Plusieurs éléments déclencheurs peuvent expliquer le « pétage de plomb » de certains jeunes, explique un éducateur de quartier souhaitant garder l'anonymat, qui dit avoir très bien connu Abdeslam Salah.
L'un des facteurs poussant à cette radicalisation violente serait, paradoxalement, leur éloignement de la religion. Dans une étude menée par l'anthropologue française Dounia Bouzar, ces profils auraient baigné dans un environnement familial en rupture avec la religion. Un discours qui se vérifie à l'échelle locale, où toutes les mosquées condamnent ces violences, arguant que cette éducation et cette imprégnation à la violence se jouent à travers Internet notamment.


(Lire aussi : La « connexion belge » des affaires de terrorisme islamique en Europe)

 

Profil type ?
Pour cet éducateur de rue, « le facteur religieux n'est pas le plus important, il y a un vrai problème identitaire chez les jeunes de Molenbeek, le point de départ étant le décrochage scolaire ». Selon lui, « il y a de véritables problèmes sociaux qui rendent cette jeune population extrêmement fragile : le racisme qui les pousse à ne pas se sentir comme des citoyens belges à part entière, et donc ne pas appartenir à la communauté nationale ; l'exclusion; le manque de réhabilitation et le manque de travail ».
« Je connais des jeunes dealers qui gagnent 3 000 euros par mois, qui sont prêts à laisser tomber s'ils trouvaient un emploi beaucoup moins payé pour avoir une vie stable », explique encore l'éducateur de quartier, « mais le problème, c'est qu'ils sont stigmatisés et en manque cruel de reconnaissance, ils ne trouvent pas leur place ».
Les racines du problème se trouveraient dans cette réalité-là, selon plusieurs témoignages. « Si l'on observe bien, ils ont plus ou moins le même parcours : un niveau d'éducation bas, un passé de délinquant qui les mène en prison, lieu où ils basculent dans la radicalisation », ajoute l'éducateur.

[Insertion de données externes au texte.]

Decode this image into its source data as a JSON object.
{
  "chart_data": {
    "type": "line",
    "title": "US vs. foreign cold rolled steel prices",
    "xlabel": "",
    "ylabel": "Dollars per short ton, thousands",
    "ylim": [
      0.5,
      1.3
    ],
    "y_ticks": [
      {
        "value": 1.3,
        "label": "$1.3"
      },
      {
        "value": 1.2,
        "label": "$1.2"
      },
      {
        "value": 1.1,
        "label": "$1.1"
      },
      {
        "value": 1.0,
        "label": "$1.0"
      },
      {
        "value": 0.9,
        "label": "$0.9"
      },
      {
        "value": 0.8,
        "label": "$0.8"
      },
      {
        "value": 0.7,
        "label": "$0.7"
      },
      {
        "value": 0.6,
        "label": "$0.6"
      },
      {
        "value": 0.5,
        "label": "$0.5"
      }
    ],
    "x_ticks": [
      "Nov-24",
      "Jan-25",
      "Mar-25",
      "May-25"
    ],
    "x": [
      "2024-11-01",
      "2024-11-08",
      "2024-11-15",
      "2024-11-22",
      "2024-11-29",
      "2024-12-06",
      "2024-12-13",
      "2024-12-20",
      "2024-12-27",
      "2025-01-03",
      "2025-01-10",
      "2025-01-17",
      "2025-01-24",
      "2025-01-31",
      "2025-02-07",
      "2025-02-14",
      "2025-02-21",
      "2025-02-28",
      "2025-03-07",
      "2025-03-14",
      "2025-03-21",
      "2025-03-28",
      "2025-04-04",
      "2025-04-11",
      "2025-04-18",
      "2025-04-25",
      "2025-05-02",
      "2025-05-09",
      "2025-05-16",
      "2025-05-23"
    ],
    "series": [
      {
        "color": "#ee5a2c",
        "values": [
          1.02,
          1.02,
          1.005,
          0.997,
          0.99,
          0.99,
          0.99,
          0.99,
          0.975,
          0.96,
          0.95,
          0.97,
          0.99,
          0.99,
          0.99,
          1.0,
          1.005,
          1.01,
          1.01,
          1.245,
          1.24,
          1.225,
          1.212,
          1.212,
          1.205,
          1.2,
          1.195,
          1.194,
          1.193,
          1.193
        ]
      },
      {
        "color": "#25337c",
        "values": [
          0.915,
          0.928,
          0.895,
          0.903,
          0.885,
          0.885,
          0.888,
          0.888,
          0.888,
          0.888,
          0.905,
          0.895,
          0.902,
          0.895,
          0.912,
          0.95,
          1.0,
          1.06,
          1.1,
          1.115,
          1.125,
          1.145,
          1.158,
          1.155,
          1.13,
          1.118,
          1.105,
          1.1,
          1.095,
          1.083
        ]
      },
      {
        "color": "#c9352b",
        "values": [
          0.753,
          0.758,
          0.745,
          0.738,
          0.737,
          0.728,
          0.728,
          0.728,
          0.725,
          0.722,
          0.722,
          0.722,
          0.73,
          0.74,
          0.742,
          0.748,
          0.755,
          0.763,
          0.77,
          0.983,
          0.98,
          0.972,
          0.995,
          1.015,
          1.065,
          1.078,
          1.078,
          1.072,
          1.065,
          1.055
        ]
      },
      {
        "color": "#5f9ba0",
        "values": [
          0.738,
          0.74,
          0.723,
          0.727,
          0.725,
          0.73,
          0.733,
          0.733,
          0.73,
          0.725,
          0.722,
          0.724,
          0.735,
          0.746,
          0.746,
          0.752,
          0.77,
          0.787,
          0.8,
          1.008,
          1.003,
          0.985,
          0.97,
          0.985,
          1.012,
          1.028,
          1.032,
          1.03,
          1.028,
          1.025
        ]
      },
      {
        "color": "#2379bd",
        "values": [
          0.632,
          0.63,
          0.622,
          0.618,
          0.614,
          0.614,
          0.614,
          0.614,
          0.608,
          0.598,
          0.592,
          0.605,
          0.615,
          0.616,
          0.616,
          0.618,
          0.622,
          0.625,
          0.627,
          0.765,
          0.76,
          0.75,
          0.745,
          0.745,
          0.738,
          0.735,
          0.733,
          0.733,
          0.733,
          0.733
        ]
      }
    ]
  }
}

Pour Olivier Veraghen, agent de prévention à Molenbeek, « l'absence de reconnaissance, et donc du respect de soi, pousse ces jeunes à remettre en question la société dans laquelle ils vivent pour aller chercher des réponses ailleurs ». Il tient cependant à souligner que « ce problème de radicalisation ne touche pas que sa commune, mais les jeunes de manière générale ».
Pour Adel Lassouli, une chose est évidente : « Il est difficile de cerner un seul profil, mais il y a un ensemble d'indicateurs qui font qu'à un moment donné, le jeune est en rupture et en perte de repère, ce qui ne facilite pas une évolution normale. »

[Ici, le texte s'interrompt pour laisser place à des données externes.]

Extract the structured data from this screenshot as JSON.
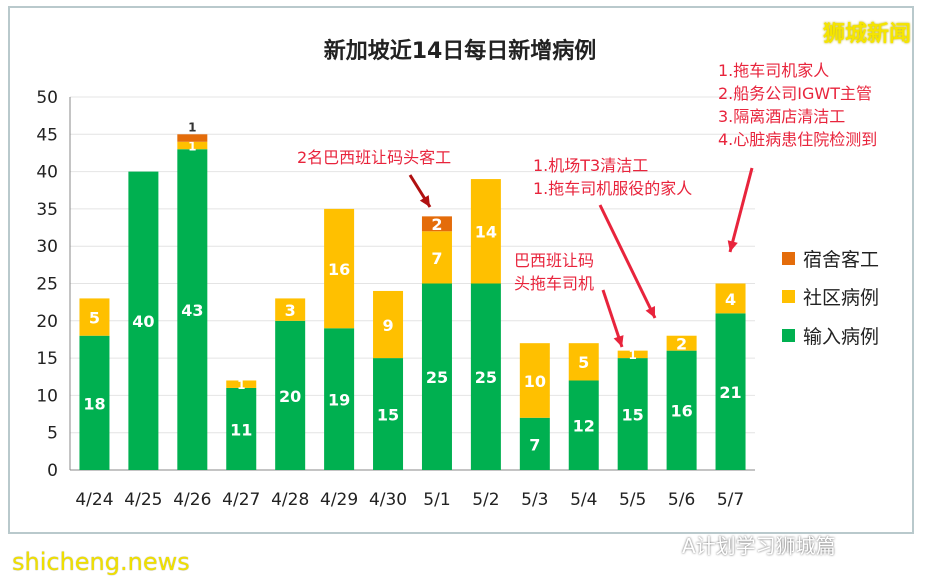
{
  "brand": "狮城新闻",
  "watermark": "shicheng.news",
  "source_tag": "A计划学习狮城篇",
  "annotations": [
    "2名巴西班让码头客工",
    "1.机场T3清洁工\n1.拖车司机服役的家人",
    "巴西班让码\n头拖车司机",
    "1.拖车司机家人\n2.船务公司IGWT主管\n3.隔离酒店清洁工\n4.心脏病患住院检测到"
  ],
  "colors": {
    "imported": "#00b050",
    "community": "#ffc000",
    "dorm": "#e46c0a",
    "annotation": "#e8243c"
  },
  "chart_data": {
    "type": "bar",
    "stacked": true,
    "title": "新加坡近14日每日新增病例",
    "categories": [
      "4/24",
      "4/25",
      "4/26",
      "4/27",
      "4/28",
      "4/29",
      "4/30",
      "5/1",
      "5/2",
      "5/3",
      "5/4",
      "5/5",
      "5/6",
      "5/7"
    ],
    "series": [
      {
        "name": "输入病例",
        "values": [
          18,
          40,
          43,
          11,
          20,
          19,
          15,
          25,
          25,
          7,
          12,
          15,
          16,
          21
        ]
      },
      {
        "name": "社区病例",
        "values": [
          5,
          0,
          1,
          1,
          3,
          16,
          9,
          7,
          14,
          10,
          5,
          1,
          2,
          4
        ]
      },
      {
        "name": "宿舍客工",
        "values": [
          0,
          0,
          1,
          0,
          0,
          0,
          0,
          2,
          0,
          0,
          0,
          0,
          0,
          0
        ]
      }
    ],
    "yticks": [
      0,
      5,
      10,
      15,
      20,
      25,
      30,
      35,
      40,
      45,
      50
    ],
    "ylim": [
      0,
      50
    ],
    "grid": true,
    "legend": "right"
  }
}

Nouvelles mesures de sécurité
Jeudi dernier, le Premier ministre belge Charles Michel a annoncé que 400 millions d'euros supplémentaires en faveur de la sécurité et contre le terrorisme seront injectés, et 18 nouvelles mesures seront prises. Parmi celles-ci, les plus spectaculaires concernent les combattants revenant de Syrie, qui se verront directement jetés en prison. Pour les autres, une procédure contradictoire sera instaurée pour imposer le port d'un bracelet électronique.
Deux mesures avec lesquelles Nathalie Gallant, avocate du père de Abdelhamid Abaaoud, est totalement en désaccord, « quand on sait que c'est en prison justement que le bât blesse ». Selon elle, la prison est « l'endroit le plus dangereux, plusieurs cas ont démontré que c'est bien là que naît le processus de radicalisation ».